Mexico Storms Leave 47 Dead, Strand Tourists in Acapulco

Mexico Storms Leave 47 Dead, Strand Tourists in Acapulco
Mexico Storms Leave 47 Dead, Strand Tourists in Acapulco
Mexico Storms Leave 47 Dead, Strand Tourists in Acapulco, Storms that lashed both of Mexico’s coasts last weekend have left 47 people dead and trapped thousands of tourists in the resort city of Acapulco, Interior Minister Miguel Osorio Chong said.

One hundred rivers and streams have overflowed and 91 highways are waterlogged to varying degrees after Hurricane Ingrid moved in from the Bay of Campeche and Tropical Depression Manuel hit from the Pacific, Osorio Chong said in a radio interview yesterday. The army has rescued 500 people trapped in Acapulco after the city’s airport and highways were affected by heavy rains, he said.

Manuel regained strength in the Pacific, threatening more rain on Mexico’s west coast, as forecasters watched a new tropical system that may follow Hurricane Ingrid’s footprint and bring another round of flooding to the East. Manuel, which had degenerated from a tropical storm to a remnant low, is expected to become a tropical storm again by early today, the U.S. National Hurricane Center said.

“It’s still raining in many cities and in large portions of the country,” Osorio Chong said in his interview with Radio Formula. The government is working to “protect the lives of people who live in towns where rains are most intense.”

‘Eerily Similar’

Close to 40,000 people have already been evacuated nationwide and it will take days to completely clear highways out of Acapulco, the minister said.

A tropical storm watch was issued from Mazatlan to Altata on Mexico’s western coast and along the east coast of the Baja California peninsula from San Evaristo to Cabo San Lucas. Manuel was about 80 miles (129 kilometers) west-southwest of Mazatlan with winds of 35 miles per hour, and may drop as much as 15 inches (38 centimeters) of rain on parts of the peninsula, the Hurricane Center said in an advisory at 8 p.m.
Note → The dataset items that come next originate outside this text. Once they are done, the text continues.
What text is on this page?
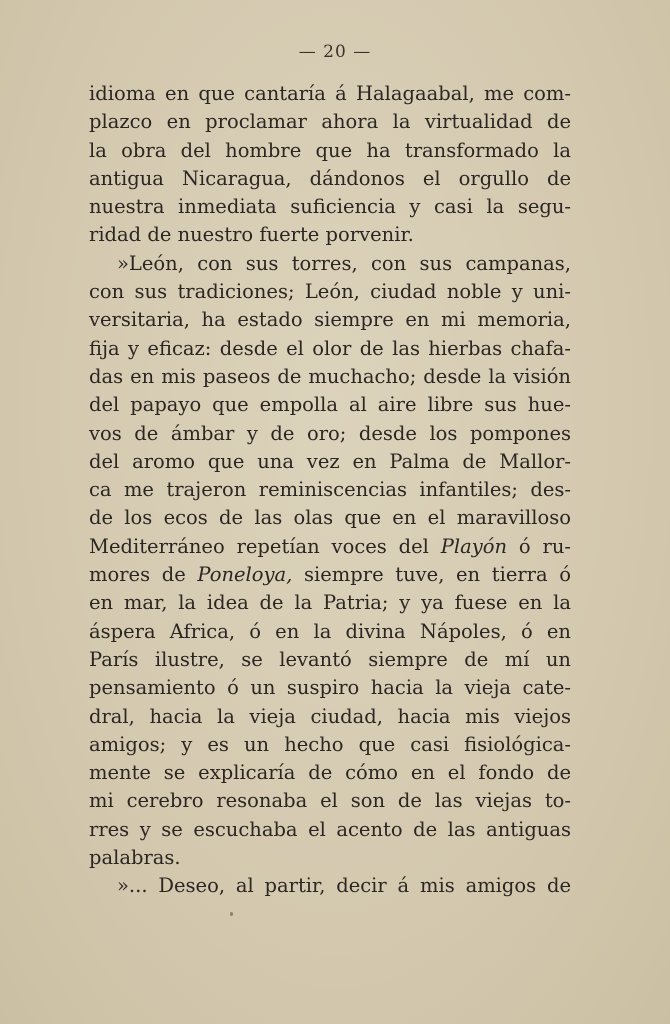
— 20 —
idioma en que cantaría á Halagaabal, me com-
plazco en proclamar ahora la virtualidad de
la obra del hombre que ha transformado la
antigua Nicaragua, dándonos el orgullo de
nuestra inmediata suficiencia y casi la segu-
ridad de nuestro fuerte porvenir.
»León, con sus torres, con sus campanas,
con sus tradiciones; León, ciudad noble y uni-
versitaria, ha estado siempre en mi memoria,
fija y eficaz: desde el olor de las hierbas chafa-
das en mis paseos de muchacho; desde la visión
del papayo que empolla al aire libre sus hue-
vos de ámbar y de oro; desde los pompones
del aromo que una vez en Palma de Mallor-
ca me trajeron reminiscencias infantiles; des-
de los ecos de las olas que en el maravilloso
Mediterráneo repetían voces del Playón ó ru-
mores de Poneloya, siempre tuve, en tierra ó
en mar, la idea de la Patria; y ya fuese en la
áspera Africa, ó en la divina Nápoles, ó en
París ilustre, se levantó siempre de mí un
pensamiento ó un suspiro hacia la vieja cate-
dral, hacia la vieja ciudad, hacia mis viejos
amigos; y es un hecho que casi fisiológica-
mente se explicaría de cómo en el fondo de
mi cerebro resonaba el son de las viejas to-
rres y se escuchaba el acento de las antiguas
palabras.
»... Deseo, al partir, decir á mis amigos de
New York time yesterday.

A large area of thunderstorms and low pressure drifting northwest across Belize and the Yucatan Peninsula has a 60 percent chance of becoming tropical within five days, said the hurricane center yesterday.
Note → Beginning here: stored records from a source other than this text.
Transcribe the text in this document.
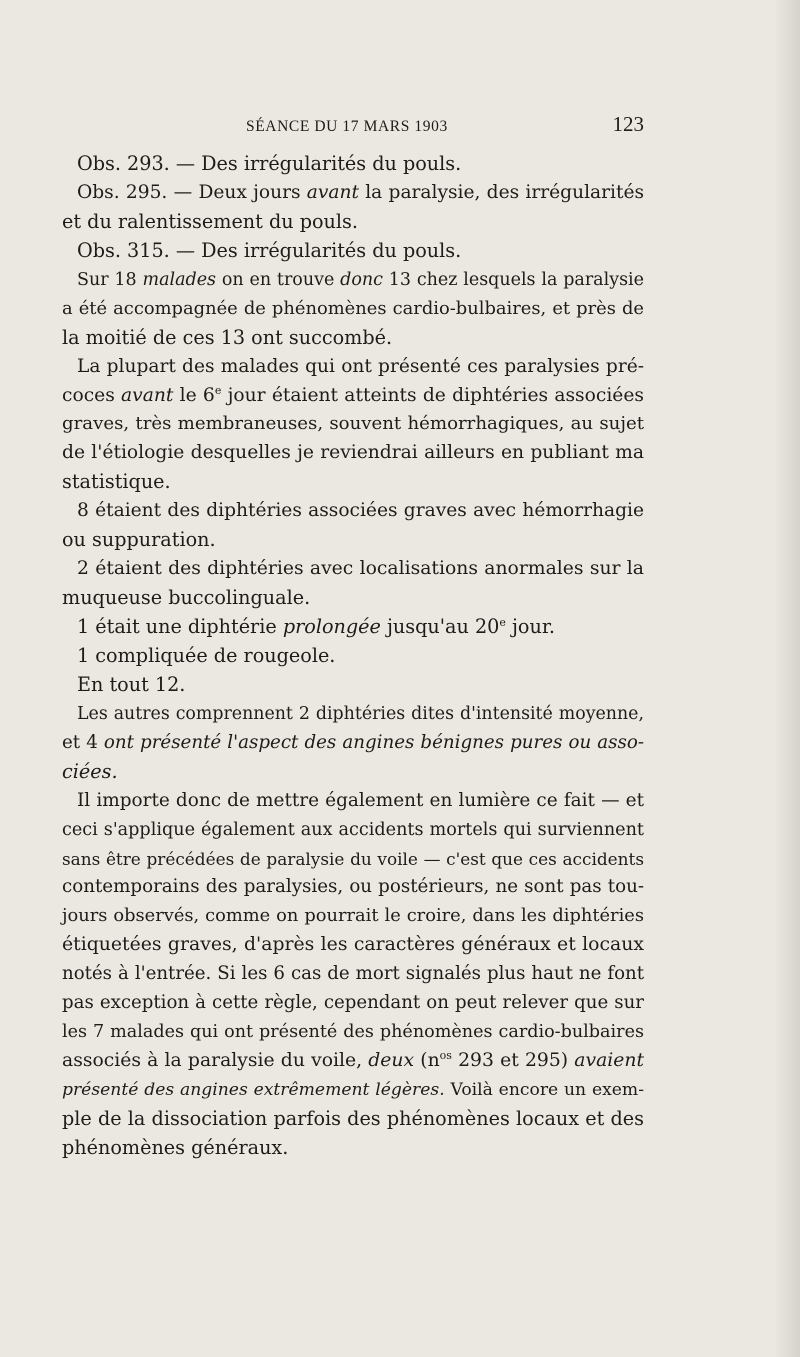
SÉANCE DU 17 MARS 1903	123
Obs. 293. — Des irrégularités du pouls.
Obs. 295. — Deux jours avant la paralysie, des irrégularités
et du ralentissement du pouls.
Obs. 315. — Des irrégularités du pouls.
Sur 18 malades on en trouve donc 13 chez lesquels la paralysie
a été accompagnée de phénomènes cardio-bulbaires, et près de
la moitié de ces 13 ont succombé.
La plupart des malades qui ont présenté ces paralysies pré-
coces avant le 6e jour étaient atteints de diphtéries associées
graves, très membraneuses, souvent hémorrhagiques, au sujet
de l'étiologie desquelles je reviendrai ailleurs en publiant ma
statistique.
8 étaient des diphtéries associées graves avec hémorrhagie
ou suppuration.
2 étaient des diphtéries avec localisations anormales sur la
muqueuse buccolinguale.
1 était une diphtérie prolongée jusqu'au 20e jour.
1 compliquée de rougeole.
En tout 12.
Les autres comprennent 2 diphtéries dites d'intensité moyenne,
et 4 ont présenté l'aspect des angines bénignes pures ou asso-
ciées.
Il importe donc de mettre également en lumière ce fait — et
ceci s'applique également aux accidents mortels qui surviennent
sans être précédées de paralysie du voile — c'est que ces accidents
contemporains des paralysies, ou postérieurs, ne sont pas tou-
jours observés, comme on pourrait le croire, dans les diphtéries
étiquetées graves, d'après les caractères généraux et locaux
notés à l'entrée. Si les 6 cas de mort signalés plus haut ne font
pas exception à cette règle, cependant on peut relever que sur
les 7 malades qui ont présenté des phénomènes cardio-bulbaires
associés à la paralysie du voile, deux ($n^{os}$ 293 et 295) avaient
présenté des angines extrêmement légères. Voilà encore un exem-
ple de la dissociation parfois des phénomènes locaux et des
phénomènes généraux.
“It’s actually eerily similar to the whole Ingrid evolution,” said Michael Schlacter, founder of Weather 2000 Inc. in New York. “Ingrid went in just north of Tampico and that is the kind of scenario here.”

Heavy Rains

Ingrid and Manuel drenched Mexico starting late last week.
The new system “will likely spread heavy rains over eastern Mexico,” the center said. “These rains could cause life-threatening floods and mud slides over areas already impacted by torrential rains associated with Ingrid and Manuel.”
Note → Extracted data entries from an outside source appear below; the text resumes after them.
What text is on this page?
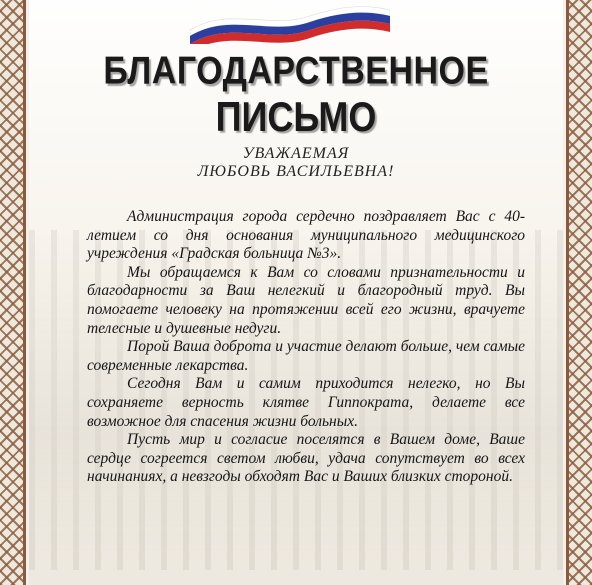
БЛАГОДАРСТВЕННОЕ
ПИСЬМО
УВАЖАЕМАЯ
ЛЮБОВЬ ВАСИЛЬЕВНА!

Администрация города сердечно поздравляет Вас с 40-летием со дня основания муниципального медицинского учреждения «Градская больница №3».

Мы обращаемся к Вам со словами признательности и благодарности за Ваш нелегкий и благородный труд. Вы помогаете человеку на протяжении всей его жизни, врачуете телесные и душевные недуги.

Порой Ваша доброта и участие делают больше, чем самые современные лекарства.

Сегодня Вам и самим приходится нелегко, но Вы сохраняете верность клятве Гиппократа, делаете все возможное для спасения жизни больных.

Пусть мир и согласие поселятся в Вашем доме, Ваше сердце согреется светом любви, удача сопутствует во всех начинаниях, а невзгоды обходят Вас и Ваших близких стороной.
The system, like Ingrid, may cross the Bay of Campeche, where Petroleos Mexicanos, Mexico’s state-owned oil company known as Pemex, has its two largest oil fields, which produce about 1.25 million barrels a day.
A U.S. Air Force Reserve reconnaissance flight is scheduled to investigate the latest Gulf system, according to the hurricane center in Miami.

Water temperature in the Bay of Campeche is about 84 to 86 degrees Fahrenheit (29 to 30 Celsius) and there is low wind shear there, meaning conditions are conducive for strengthening, said Dan Kottlowski, a meteorologist with AccuWeather Inc. in State College, Pennsylvania.

“It looks to me that it has a pretty good chance to develop,” Kottlowski said by telephone.

Storm Patterns

So far this season, the eastern coast of Mexico has been struck by a tropical depression, two tropical storms and a hurricane. Weather patterns that kept the southern U.S. warmer than normal through the summer have helped steer storms on an east-to-west path through the Caribbean and southern Gulf of Mexico, Schlacter said.
“It goes hand-in-hand with our ridge and heat regimes across the U.S.,” Schlacter said.

The hurricane center is also tracking Tropical Storm Humberto in the Atlantic. The system is about 1,045 miles west-southwest of the Azores with top sustained winds of 45 mph. It isn’t an immediate threat to land.
A system becomes a tropical storm when its winds reach 39 mph and a hurricane when winds hit 74 mph.